Texas Taliban Becoming a Role Model?
Consider, for example, Terri Leo of the Texas state board of education. She has been on the forefront to get Texas schoolbooks to conform to far-right Christian ideals — and success here means that the texts in schools all around the nation will change. PZ Myers writes on her efforts to attack evolution:
She's a real piece of work. She's been working like a maniac to gut textbooks; she's even tried to get publishers to add little "facts", like "Opinions vary on why homosexuals, lesbians and bisexuals as a group are more prone to self-destructive behaviors like depression, illegal drug use, and suicide." She's a perfect example of anti-science, anti-intellectual, intolerant bigotry, and yet there she is, on the state board of education.
Brian Leiter writes:
Leo: “The only out-of-state people who came to the meeting to politicize the process and push their agenda were the ‘Darwinian thought police’ from California. They brought in CNN and have been very successful in misinforming every Texas media outlet. Californians may not like our TEKS, but that is the law in Texas.”

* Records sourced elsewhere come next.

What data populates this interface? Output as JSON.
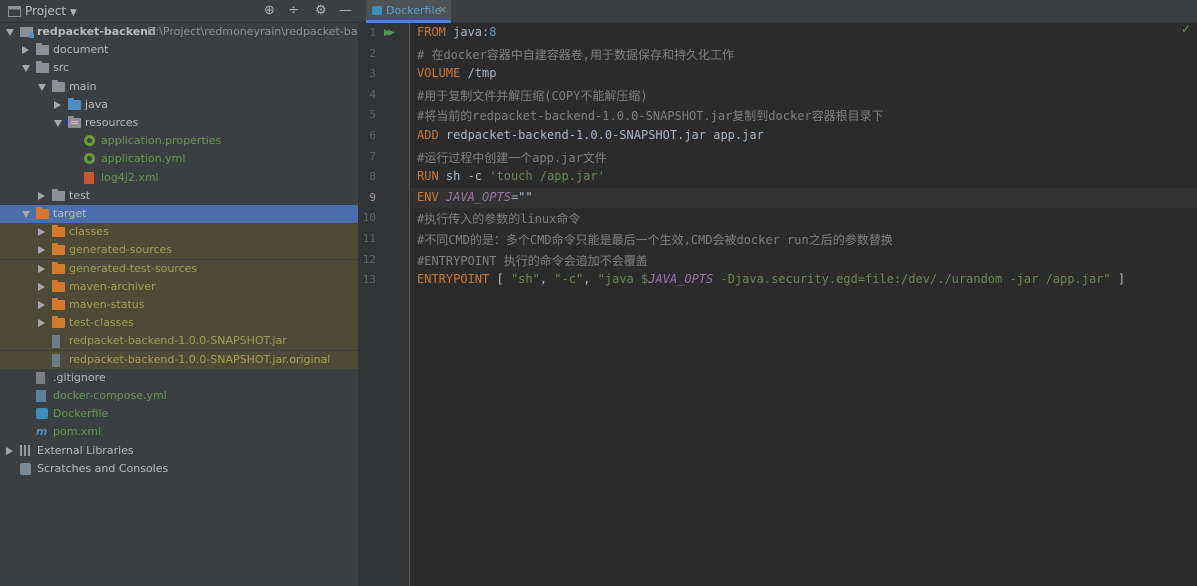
{
  "project_panel": {
    "title": "Project",
    "tools": {
      "locate": "⊕",
      "collapse": "÷",
      "settings": "⚙",
      "hide": "—"
    },
    "tree": [
      {
        "indent": 0,
        "arrow": "down",
        "icon": "module-folder-icon",
        "label": "redpacket-backend",
        "style": "bold",
        "path": "D:\\Project\\redmoneyrain\\redpacket-backend"
      },
      {
        "indent": 1,
        "arrow": "right",
        "icon": "folder-icon",
        "label": "document"
      },
      {
        "indent": 1,
        "arrow": "down",
        "icon": "folder-icon",
        "label": "src"
      },
      {
        "indent": 2,
        "arrow": "down",
        "icon": "folder-icon",
        "label": "main"
      },
      {
        "indent": 3,
        "arrow": "right",
        "icon": "source-folder-icon",
        "label": "java"
      },
      {
        "indent": 3,
        "arrow": "down",
        "icon": "resources-folder-icon",
        "label": "resources"
      },
      {
        "indent": 4,
        "arrow": "",
        "icon": "spring-icon",
        "label": "application.properties",
        "style": "green"
      },
      {
        "indent": 4,
        "arrow": "",
        "icon": "spring-icon",
        "label": "application.yml",
        "style": "green"
      },
      {
        "indent": 4,
        "arrow": "",
        "icon": "xml-icon",
        "label": "log4j2.xml",
        "style": "green"
      },
      {
        "indent": 2,
        "arrow": "right",
        "icon": "folder-icon",
        "label": "test"
      },
      {
        "indent": 1,
        "arrow": "down",
        "icon": "excluded-folder-icon",
        "label": "target",
        "selected": true
      },
      {
        "indent": 2,
        "arrow": "right",
        "icon": "excluded-folder-icon",
        "label": "classes",
        "style": "olive",
        "excluded": true
      },
      {
        "indent": 2,
        "arrow": "right",
        "icon": "excluded-folder-icon",
        "label": "generated-sources",
        "style": "olive",
        "excluded": true
      },
      {
        "indent": 2,
        "arrow": "right",
        "icon": "excluded-folder-icon",
        "label": "generated-test-sources",
        "style": "olive",
        "excluded": true
      },
      {
        "indent": 2,
        "arrow": "right",
        "icon": "excluded-folder-icon",
        "label": "maven-archiver",
        "style": "olive",
        "excluded": true
      },
      {
        "indent": 2,
        "arrow": "right",
        "icon": "excluded-folder-icon",
        "label": "maven-status",
        "style": "olive",
        "excluded": true
      },
      {
        "indent": 2,
        "arrow": "right",
        "icon": "excluded-folder-icon",
        "label": "test-classes",
        "style": "olive",
        "excluded": true
      },
      {
        "indent": 2,
        "arrow": "",
        "icon": "jar-icon",
        "label": "redpacket-backend-1.0.0-SNAPSHOT.jar",
        "style": "olive",
        "excluded": true
      },
      {
        "indent": 2,
        "arrow": "",
        "icon": "unknown-file-icon",
        "label": "redpacket-backend-1.0.0-SNAPSHOT.jar.original",
        "style": "olive",
        "excluded": true
      },
      {
        "indent": 1,
        "arrow": "",
        "icon": "gitignore-icon",
        "label": ".gitignore"
      },
      {
        "indent": 1,
        "arrow": "",
        "icon": "yaml-icon",
        "label": "docker-compose.yml",
        "style": "green"
      },
      {
        "indent": 1,
        "arrow": "",
        "icon": "docker-icon",
        "label": "Dockerfile",
        "style": "green"
      },
      {
        "indent": 1,
        "arrow": "",
        "icon": "maven-icon",
        "label": "pom.xml",
        "style": "green"
      },
      {
        "indent": 0,
        "arrow": "right",
        "icon": "libraries-icon",
        "label": "External Libraries"
      },
      {
        "indent": 0,
        "arrow": "",
        "icon": "scratches-icon",
        "label": "Scratches and Consoles"
      }
    ]
  },
  "editor": {
    "tab": {
      "label": "Dockerfile",
      "close": "×"
    },
    "current_line": 9,
    "run_icon": "▶▶",
    "check": "✓",
    "lines": [
      [
        {
          "t": "FROM ",
          "c": "kw"
        },
        {
          "t": "java:",
          "c": ""
        },
        {
          "t": "8",
          "c": "num"
        }
      ],
      [
        {
          "t": "# 在docker容器中自建容器卷,用于数据保存和持久化工作",
          "c": "cm"
        }
      ],
      [
        {
          "t": "VOLUME ",
          "c": "kw"
        },
        {
          "t": "/tmp",
          "c": ""
        }
      ],
      [
        {
          "t": "#用于复制文件并解压缩(COPY不能解压缩)",
          "c": "cm"
        }
      ],
      [
        {
          "t": "#将当前的redpacket-backend-1.0.0-SNAPSHOT.jar复制到docker容器根目录下",
          "c": "cm"
        }
      ],
      [
        {
          "t": "ADD ",
          "c": "kw"
        },
        {
          "t": "redpacket-backend-1.0.0-SNAPSHOT.jar app.jar",
          "c": ""
        }
      ],
      [
        {
          "t": "#运行过程中创建一个app.jar文件",
          "c": "cm"
        }
      ],
      [
        {
          "t": "RUN ",
          "c": "kw"
        },
        {
          "t": "sh -c ",
          "c": ""
        },
        {
          "t": "'touch /app.jar'",
          "c": "str"
        }
      ],
      [
        {
          "t": "ENV ",
          "c": "kw"
        },
        {
          "t": "JAVA_OPTS",
          "c": "var"
        },
        {
          "t": "=\"\"",
          "c": ""
        }
      ],
      [
        {
          "t": "#执行传入的参数的linux命令",
          "c": "cm"
        }
      ],
      [
        {
          "t": "#不同CMD的是：多个CMD命令只能是最后一个生效,CMD会被docker run之后的参数替换",
          "c": "cm"
        }
      ],
      [
        {
          "t": "#ENTRYPOINT 执行的命令会追加不会覆盖",
          "c": "cm"
        }
      ],
      [
        {
          "t": "ENTRYPOINT ",
          "c": "kw"
        },
        {
          "t": "[ ",
          "c": ""
        },
        {
          "t": "\"sh\"",
          "c": "str"
        },
        {
          "t": ", ",
          "c": ""
        },
        {
          "t": "\"-c\"",
          "c": "str"
        },
        {
          "t": ", ",
          "c": ""
        },
        {
          "t": "\"java $",
          "c": "str"
        },
        {
          "t": "JAVA_OPTS",
          "c": "var"
        },
        {
          "t": " -Djava.security.egd=file:/dev/./urandom -jar /app.jar\"",
          "c": "str"
        },
        {
          "t": " ]",
          "c": ""
        }
      ]
    ]
  }
}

Leiter: Nice display of mindless Texas parochialism, Terri (and probably not politically prudent, given the huge number of ex-Californians now in Texas). The “thought police” she’s referring to are the actual scientists affiliated with the National Center for Science Education in California, who view it, for some reason, as their mission to try to make sure science textbooks reflect the best, current expert knowledge about science, and not stuff cooked up by amateurs with religious and political axes to grind. I actually appeared on the CNN episode Ms. Leo alludes to (its coverage was excellent, which is why she’s so incensed--indeed, much better than average for the Corporate News Network). CNN, in fact, tried to get some members of the Texas Taliban to speak, but they all declined. What a shame.
Leo: “If we censor scientific weaknesses to evolution, textbooks would not conform to the TEKS and we limit the best of our educators by directing them to avoid controversy. Those who would thwart the clear will of the State Board of Education in this regard, particularly in light of recent advances in science, can only be described as censors, no matter what their organizational name may say.”

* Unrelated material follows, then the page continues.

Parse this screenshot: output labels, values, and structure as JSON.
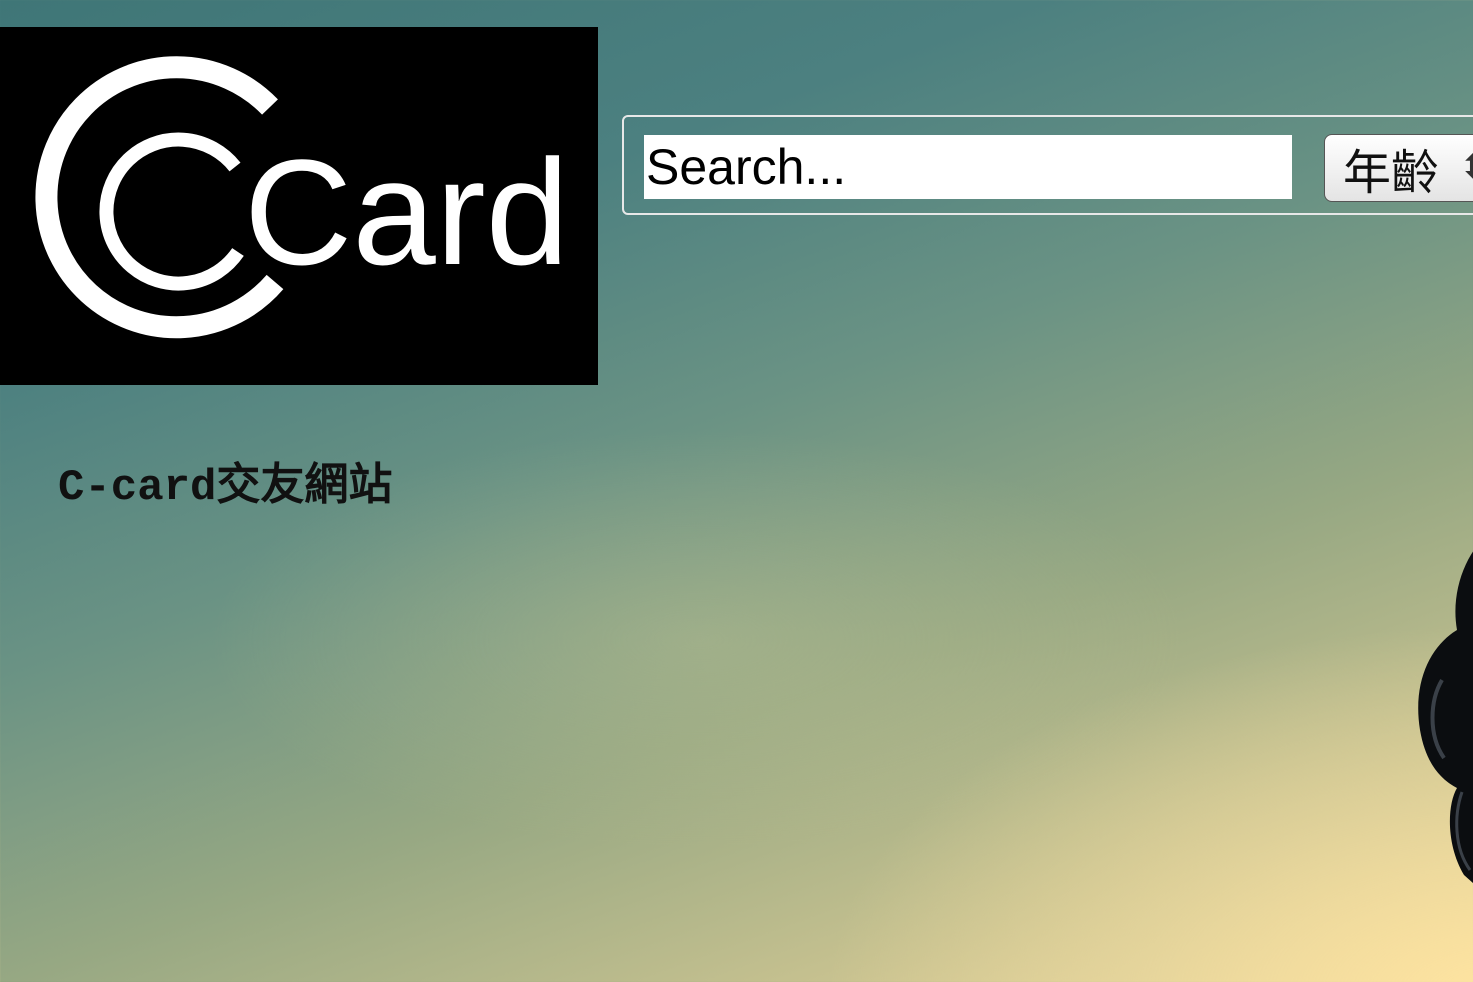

Leiter: Goodness, the Texas Taliban really hate the Texas Freedom Network, to whom Ms. Leo alludes in her final sentence. As to the “scientific weaknesses to evolution,” they are apparently so grave that the Discovery [sic] Institute searched all of Texas and could find only one retired biologist, not even at a research university, who would sign their letter protesting the “censorship” of “scientific weaknesses” in the theory of evolution.
As I noted at the beginning, what is especially depressing is the way in which people like Leo acquire so much power that others feel it necessary to emulate here in order to succeed. Consider, for example, Bill Cork, author of the conservative Catholic blog "Ut Unum Sint." He's running for the Alief School Board and says:
I am committed to maintaining the traditional understanding of marriage as between one man and one woman, to protecting human life from conception to natural death, to "abstinence only" education, and to maintaining parental involvement in textbook review. I fully support the leadership shown by Terri Leo on these issues on the State Board of Education.
Leo's popularity is such that people are now running (in part) on the fact that they agree with her. How many feel it necessary to drop her name in advertisements even though they know that her "leadership" is not only worthless, but in fact has been hurting Texas immeasurably? Texas will only be worse off if people who want to emulate Leo are elected.